I use this recipe to make pickled sausage, bologna, and eggs. Only difference is replace 1 cup or more (depending on how much I make) of beet juice instead of water for color. If you like them with more bite replace a cup of water with vinegar. 2 cups of water, 1 cup of beet juice, and 4 cups of vinegar is my usual change.
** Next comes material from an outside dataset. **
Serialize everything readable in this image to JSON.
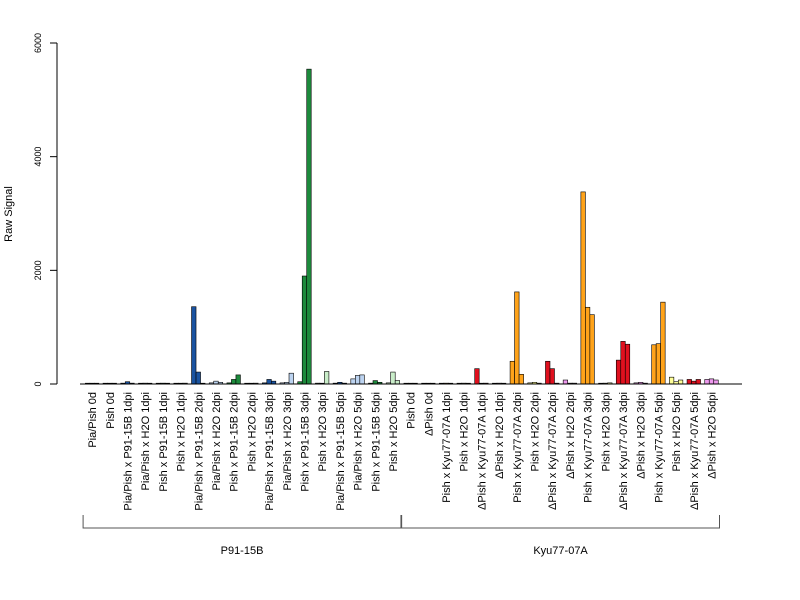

http://www.food.com/recipe/pickled-hot-dogs-or-sausages-82781


----------



## phil c (Jan 21, 2007)

I love pickled eggs! The best I have found is to get the gallon jar and brine from Scheeres(sp) pickled turkey gizzards. These are the gizzards usually sold in bars. Just boil, peel, and put in the jar for around 2 weeks. I have tried several recipies but these are the best.
BTW if the gizzards are Bayveiw brand, dont bother, they just dont taste near as good.


----------



## Scott Allen (Apr 2, 2010)

I do it similar to phil c. I usually use leftover pickle juice or what I like best is the juice from a jar of the pickled mild banana pepper rings. My 4 year old granddaighter loves them this way. Easy to make too.

Scott


----------



## Michael Bush (Aug 2, 2002)

Put some boiled eggs in the left over pickled jalapenos. After a couple of days they are great. A couple more and they are awesome. My only problem is, the resulting gas (after eating) will drive people from the room...


----------



## deknow (Jul 17, 2006)

...Michael gets his own tipi!

deknow


----------